À cette question, qui établissait clairement l’absence du susdit Jeannot, Thomas eut un tressaillement de joie et répondit de sa plus câline voix :

— Non, non, père Blouin : c’est moi, une de vos connaissances, Thomas Noël : Ouvrez vite : je suis trempé jusqu’aux os.

Thomas exagérait… Il n’avait de mouillée que sa vareuse et son pantalon, et encore… pour la frime, selon sa manière de parler.

Tout de même, ayant entendu ce nom de Noël qu’il connaissait bien, le gardien n’eut aucune hésitation et ouvrit sa porte.

Thomas pénétra aussitôt à l’intérieur du logis et, se secouant des pieds à la tête, — ce qui fit tintinnabuler ses bouteilles, — il dit joyeusement :

— Nom d’un phoque, père Blouin, comme vous vous barricadez !… Craindriez-vous les voleurs, par hasard ?

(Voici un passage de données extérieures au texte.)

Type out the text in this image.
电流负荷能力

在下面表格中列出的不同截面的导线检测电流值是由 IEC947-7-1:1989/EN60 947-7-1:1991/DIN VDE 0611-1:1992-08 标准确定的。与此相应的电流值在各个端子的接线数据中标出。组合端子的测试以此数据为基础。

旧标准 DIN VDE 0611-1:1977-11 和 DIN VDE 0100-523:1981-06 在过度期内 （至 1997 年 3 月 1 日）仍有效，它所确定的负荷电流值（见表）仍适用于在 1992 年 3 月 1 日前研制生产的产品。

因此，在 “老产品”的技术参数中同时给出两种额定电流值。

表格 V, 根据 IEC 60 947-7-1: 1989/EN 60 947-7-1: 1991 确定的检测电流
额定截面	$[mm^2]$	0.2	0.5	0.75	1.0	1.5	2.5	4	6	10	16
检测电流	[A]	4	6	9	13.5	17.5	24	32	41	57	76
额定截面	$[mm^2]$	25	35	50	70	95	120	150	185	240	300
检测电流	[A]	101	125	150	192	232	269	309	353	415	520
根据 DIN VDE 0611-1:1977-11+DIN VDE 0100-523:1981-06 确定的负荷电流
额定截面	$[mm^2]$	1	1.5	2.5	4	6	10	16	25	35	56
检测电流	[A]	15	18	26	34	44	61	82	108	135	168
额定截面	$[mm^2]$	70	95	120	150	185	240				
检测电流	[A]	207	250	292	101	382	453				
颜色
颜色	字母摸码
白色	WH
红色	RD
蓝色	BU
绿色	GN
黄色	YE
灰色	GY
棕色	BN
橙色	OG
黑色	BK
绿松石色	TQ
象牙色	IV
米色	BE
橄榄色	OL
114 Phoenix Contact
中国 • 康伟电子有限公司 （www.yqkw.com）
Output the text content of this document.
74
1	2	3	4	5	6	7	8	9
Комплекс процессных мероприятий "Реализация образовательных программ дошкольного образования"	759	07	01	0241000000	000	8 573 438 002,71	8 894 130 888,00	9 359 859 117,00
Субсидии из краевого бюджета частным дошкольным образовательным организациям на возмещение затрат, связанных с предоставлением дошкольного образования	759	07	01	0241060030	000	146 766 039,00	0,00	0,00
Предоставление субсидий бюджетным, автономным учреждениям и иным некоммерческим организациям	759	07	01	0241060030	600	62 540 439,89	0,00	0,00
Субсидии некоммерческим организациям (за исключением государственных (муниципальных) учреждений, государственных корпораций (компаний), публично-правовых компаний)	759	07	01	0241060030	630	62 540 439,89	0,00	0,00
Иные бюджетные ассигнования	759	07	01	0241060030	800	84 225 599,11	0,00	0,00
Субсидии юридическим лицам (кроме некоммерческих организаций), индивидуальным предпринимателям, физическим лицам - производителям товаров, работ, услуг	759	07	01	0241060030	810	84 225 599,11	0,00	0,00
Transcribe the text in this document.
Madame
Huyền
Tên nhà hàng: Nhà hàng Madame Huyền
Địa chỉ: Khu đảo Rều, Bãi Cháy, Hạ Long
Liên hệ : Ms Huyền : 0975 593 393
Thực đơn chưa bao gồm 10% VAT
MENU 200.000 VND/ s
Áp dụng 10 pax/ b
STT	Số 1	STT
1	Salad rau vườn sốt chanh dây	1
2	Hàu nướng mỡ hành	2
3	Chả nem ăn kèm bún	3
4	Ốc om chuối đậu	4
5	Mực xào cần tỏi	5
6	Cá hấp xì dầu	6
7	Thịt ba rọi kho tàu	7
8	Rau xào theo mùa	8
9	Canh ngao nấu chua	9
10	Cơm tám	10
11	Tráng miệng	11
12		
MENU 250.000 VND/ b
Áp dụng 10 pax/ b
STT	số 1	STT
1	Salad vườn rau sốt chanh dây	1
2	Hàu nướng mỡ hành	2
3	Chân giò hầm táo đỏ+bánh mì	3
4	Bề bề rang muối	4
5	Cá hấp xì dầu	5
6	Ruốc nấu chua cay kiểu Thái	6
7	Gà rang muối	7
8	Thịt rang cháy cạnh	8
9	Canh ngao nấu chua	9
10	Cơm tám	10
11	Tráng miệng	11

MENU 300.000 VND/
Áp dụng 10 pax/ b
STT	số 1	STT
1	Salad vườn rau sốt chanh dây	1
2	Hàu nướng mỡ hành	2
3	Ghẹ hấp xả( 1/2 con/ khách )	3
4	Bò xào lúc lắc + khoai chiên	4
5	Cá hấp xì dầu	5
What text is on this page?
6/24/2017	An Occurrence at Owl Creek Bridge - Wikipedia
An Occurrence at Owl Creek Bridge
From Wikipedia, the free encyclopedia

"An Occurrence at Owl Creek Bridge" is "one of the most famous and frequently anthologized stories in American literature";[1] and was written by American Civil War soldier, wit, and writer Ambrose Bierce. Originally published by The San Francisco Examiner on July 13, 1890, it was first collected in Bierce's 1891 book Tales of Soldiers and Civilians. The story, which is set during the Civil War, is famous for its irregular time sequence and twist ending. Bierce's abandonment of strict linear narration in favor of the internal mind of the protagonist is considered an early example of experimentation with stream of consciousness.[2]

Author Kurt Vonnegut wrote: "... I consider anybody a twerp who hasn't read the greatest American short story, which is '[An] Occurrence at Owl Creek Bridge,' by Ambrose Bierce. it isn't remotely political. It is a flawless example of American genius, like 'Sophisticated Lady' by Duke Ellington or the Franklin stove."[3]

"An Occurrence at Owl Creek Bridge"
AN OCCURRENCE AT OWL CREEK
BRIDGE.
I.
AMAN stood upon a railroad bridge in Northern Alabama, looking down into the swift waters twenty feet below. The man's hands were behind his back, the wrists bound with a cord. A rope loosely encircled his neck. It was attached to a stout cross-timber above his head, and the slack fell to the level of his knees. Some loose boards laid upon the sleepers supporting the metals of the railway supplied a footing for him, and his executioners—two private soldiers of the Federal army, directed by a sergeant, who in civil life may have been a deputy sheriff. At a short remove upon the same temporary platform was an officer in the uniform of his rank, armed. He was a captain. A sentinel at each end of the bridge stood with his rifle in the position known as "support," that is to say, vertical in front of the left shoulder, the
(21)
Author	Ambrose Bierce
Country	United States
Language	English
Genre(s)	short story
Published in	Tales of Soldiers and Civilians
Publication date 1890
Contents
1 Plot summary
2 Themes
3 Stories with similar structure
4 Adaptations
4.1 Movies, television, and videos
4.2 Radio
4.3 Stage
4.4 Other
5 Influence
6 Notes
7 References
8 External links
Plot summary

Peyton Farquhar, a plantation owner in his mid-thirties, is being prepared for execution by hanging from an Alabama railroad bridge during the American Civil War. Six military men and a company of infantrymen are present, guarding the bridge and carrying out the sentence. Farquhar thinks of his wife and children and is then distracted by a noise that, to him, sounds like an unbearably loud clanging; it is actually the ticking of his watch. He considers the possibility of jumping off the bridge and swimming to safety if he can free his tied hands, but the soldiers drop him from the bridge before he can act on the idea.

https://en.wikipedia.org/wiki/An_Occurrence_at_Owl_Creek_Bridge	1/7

Le père Blouin eut un gros rire.

— Les voleurs ! dit-il avec un haussement d’épaules : il n’y a, outre mon garçon et moi, que les goélands qui fréquentent ces parages.

— Alors pourquoi vous enfermez-vous à double tour ?

— Affaire d’habitude, jeune homme. D’ailleurs, ma porte ferme mal, et il vente si fort !

— Oh ! quant à ça, j’en sais quelque chose, puisque, tel que vous me voyez, je suis en panne à terre, tandis que ma goélette file vers le Sablon.

— Ah ! ah !… Mais tu me conteras tes aventures tout à l’heure. Commence par enlever ta vareuse, qui me semble avoir bu plus d’eau de mer que d’eau-de-vie de St-Pierre.

— C’est que ma vareuse, si elle n’en a pas bu, elle en contient tout de même du « St-Pierre. »

— Au fait, tu me parais lesté comme une goélette contrebandière.